Sean Cavanaugh · Mar 9, 2004

Matt said:
Yes it is normal.

There's 2 ways to tackle it.

1. Everytime you publish a new version of your DLL, change the file name.
For example MYDLL10.DLL MYDLL11.DLL MYDLL12.DLL, etc..

2. You can manage the exports in the .DEF file. In C++ it's really a pain
though because of the mangled names.

3. Call LoadLibrary and GetProcAdddress manually.

with #2 an #3 its very handy to extern "C" everything you can to
simplify the naming of everything possible. It should be trivial to
take something like the output of dumpbin /exports foo.dll and
autogenerate some code to do #3 for you, a fill out global function
pointers. Exported member functions are a big pain, the function ptr
overhead is already there in this case, so you might as well make the
function virtual and stop exporting it.

Nick Bishop · Mar 15, 2004

Sean Cavanaugh said:
3. Call LoadLibrary and GetProcAdddress manually.

with #2 an #3 its very handy to extern "C" everything you can to
simplify the naming of everything possible.

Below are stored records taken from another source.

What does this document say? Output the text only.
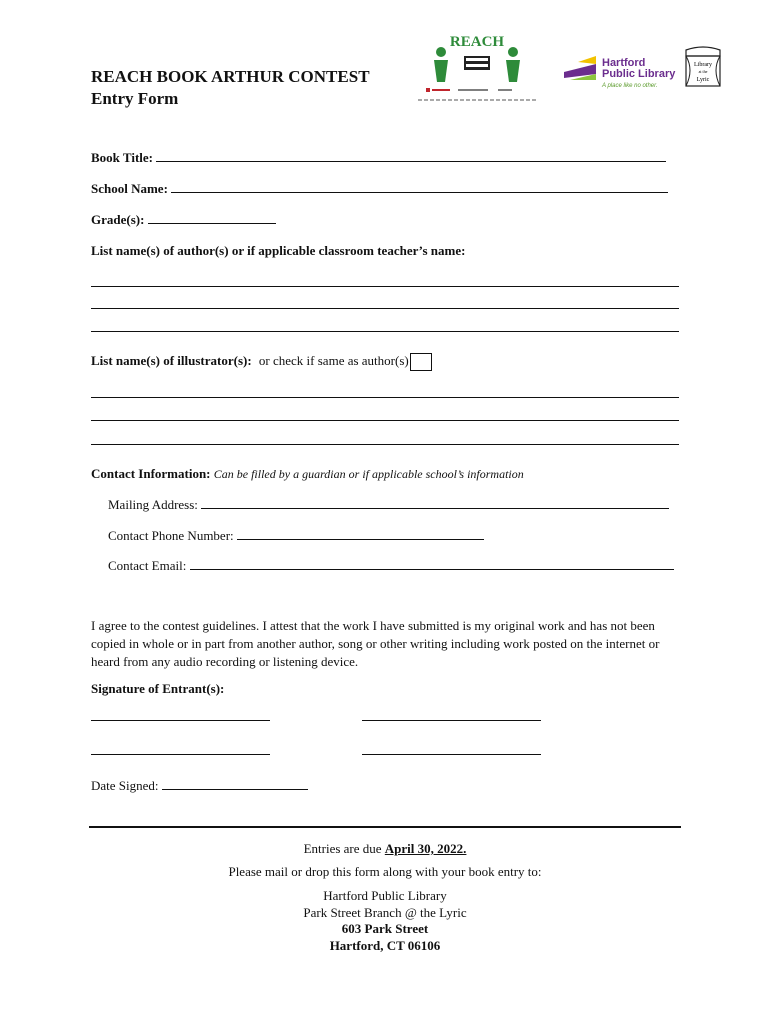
REACH BOOK ARTHUR CONTEST
Entry Form
REACH
Hartford
Public Library
A place like no other.
Library
at the
Lyric
Book Title:
School Name:
Grade(s):
List name(s) of author(s) or if applicable classroom teacher’s name:
List name(s) of illustrator(s): or check if same as author(s)
Contact Information: Can be filled by a guardian or if applicable school’s information
Mailing Address:
Contact Phone Number:
Contact Email:
I agree to the contest guidelines. I attest that the work I have submitted is my original work and has not been copied in whole or in part from another author, song or other writing including work posted on the internet or heard from any audio recording or listening device.
Signature of Entrant(s):
Date Signed:
Entries are due April 30, 2022.
Please mail or drop this form along with your book entry to:
Hartford Public Library
Park Street Branch @ the Lyric
603 Park Street
Hartford, CT 06106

#3 is going to be very painful, but I'd like to explore #2 a bit
further. We already use a .DEF file

I must admit, I don't understand the concept of .DEF files, so where
can I get some information about what role they play and how they
operate?

I do know the following:
a. We have a "home-made" gendefs program that is used to generate
the debug version of the .DEF file automatically, and the build
process builds this.
b. This is not used in the release version. We edit the .DEF file
by hand and put in the mangled name, and the next sequence number.
The .DEF file is stored in the source control (visual sourcesafe).
Extract follows:

EXPORTS
?end@?$_Iosb@H@std@@2W4_Seekdir@12@B @ 1 NONAME
...
?_ReScoreBUMS@@YA_NJPADH@Z @ 11513 NONAME
?UnloadAll_SPECIAL@All_Data@@QAEXPBQBD@Z @ 11514 NONAME

The mangled names are not a problem to us: the linker (when trying to
link c2.dll) will complain about "?funny_name_of_blah@some_blah" and
we just pick that up and cut-paste into the .DEF file along with the @
<seq-no> NONAME

Come to think of it, it was in the debug build that I saw the
necessity of replacing all the DLLs (without ever trying the release
build).

Now, is it possible that if I abandon the auto-generation on the debug
side of things, that the problems would eventually go away?

Sorry, what was I experiencing again ...
... some linker problems, or
... a murderous hatred of an American guy that wears glasses?

email replies ignored

Nick Bishop · Mar 15, 2004

In our large system, compiled on Win 2000, we have these DLLs:
a.dll
b.dll
c1.dll
c2.dll
.
.
c50.dll
d.exe

a.dll does not depend on anything (except operating system calls).
b.dll depends on a.dll [...]
Post script:
There is another application made up as follows:
e.dll, depends on b.dll and a.dll
f.exe
We also had a bug fix to f.exe, and (we assume) we had to recompile
e.dll because of the same behaviour exhibited by c1 to c50.dll.

Summary:
1. We simply can't understand why we had to replace the debug
version of a.dll on the debug test server. I double checked and there
was no change to the source code for a.dll.

Thanks to the two people who answered the main question.

Was anybody able to shed light on this other problem of why we had to replace a.dll?

Nick
email replies ignored.